The MLX5 error occurs (pretty consistently) on Perlmutter's GPU nodes. What I have found the bug is reliably tripped when:

  1. Using 70 (or more) GPU nodes
  2. All sources and dependencies (including the Conda environtment) are on $CFS, which is our large GPFS filesystem

Substituting the DVS mount (/dvs_ro/) stops this reproducer from tripping the error (possibly completely, or at least supressing the probability). Installing to $SCRATCH (our Lustre filesystem) also seems to prevent the error.

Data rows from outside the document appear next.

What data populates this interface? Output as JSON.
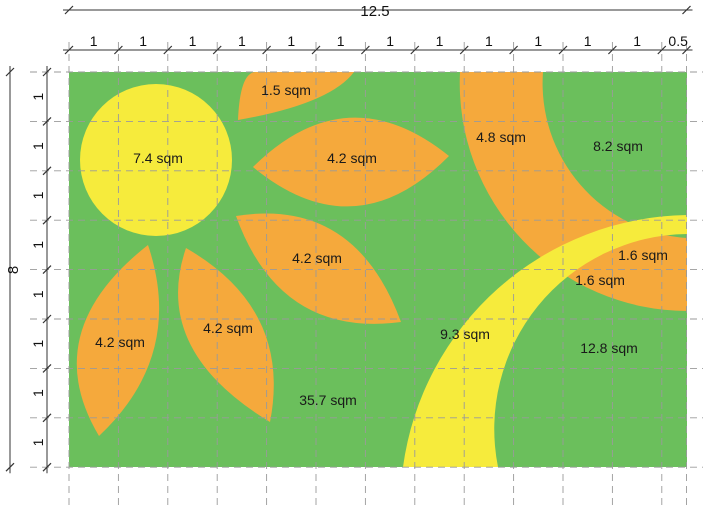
{
  "colors": {
    "field": "#6bbf5c",
    "orange": "#f5a93c",
    "yellow": "#f6eb3c",
    "grid": "#9a9a9a",
    "dim_line": "#333333"
  },
  "dimensions": {
    "total_width": "12.5",
    "total_height": "8",
    "top_segments": [
      "1",
      "1",
      "1",
      "1",
      "1",
      "1",
      "1",
      "1",
      "1",
      "1",
      "1",
      "1",
      "0.5"
    ],
    "left_segments": [
      "1",
      "1",
      "1",
      "1",
      "1",
      "1",
      "1",
      "1"
    ]
  },
  "areas": {
    "sun": "7.4 sqm",
    "petal_top": "1.5 sqm",
    "petal_upper_right": "4.2 sqm",
    "petal_middle": "4.2 sqm",
    "petal_lower_left": "4.2 sqm",
    "petal_lower_middle": "4.2 sqm",
    "green_field": "35.7 sqm",
    "orange_arc": "4.8 sqm",
    "green_top_right": "8.2 sqm",
    "green_small_right": "1.6 sqm",
    "orange_small_right": "1.6 sqm",
    "yellow_arc": "9.3 sqm",
    "green_bottom_right": "12.8 sqm"
  }
}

We note that this app also sometimes hangs. This may be a separate issue.

Installation

ssh perlmutter
#create dir at $CFS/nvendor/<your-username>
cd $CFS/nvendor/<your-username>
git clone https://github.com/JBlaschke/diffBragg-Reproducer
cd diffBragg-Reproducer
./setup.sh

This will create a conda environment called diffbragg at $(pwd)/diffbragg.

If you'd like to test on different filesystems, you can istall this repo in another place and follow the same instructions.

Running

salloc -C gpu -n 308 -c 2 -t 60 --gpus-per-task 1 -A nvendor_g -q early_science
source env.sh
srun -u -N77 -n308 -c2 python -u -X faulthandler pmUsrIssue5.py

Hangs

This reproducer can hang, as a workaround set:

export MPICH_COLL_OPT_OFF=1

Sample errror

mlx5: nid003244: got completion with error:
00000000 00000000 00000000 00000000
00000000 00000000 00000000 00000000
00000000 20009232 00000000 00000300
00003c40 92083204 000180b8 0085a0e0
MPICH ERROR [Rank 256] [job id 126699.1] [Wed Oct 20 12:32:36 2021] [nid003244] - Abort(70891919) (rank 256 in comm 0): Fatal error in PMPI_Gatherv: Other MPI error, error stack:
PMPI_Gatherv(415)..............: MPI_Gatherv failed(sbuf=0x55ee4a4ebea0, scount=88, MPI_BYTE, rbuf=(nil), rcnts=(nil), displs=(nil), datatype=MPI_BYTE, root=0, comm=MPI_COMM_WORLD) failed
MPIR_CRAY_Gatherv(353).........: 
MPIC_Recv(197).................: 
MPIC_Wait(71)..................: 
MPIR_Wait_impl(41).............: 
MPID_Progress_wait(186)........: 
MPIDI_Progress_test(80)........: 
MPIDI_OFI_handle_cq_error(1059): OFI poll failed (ofi_events.c:1061:MPIDI_OFI_handle_cq_error:Input/output error - local protection error)

You can view the full output in example-error.out

We note that this app also sometimes hangs for reasons we don't understand. It may be related to a different problem.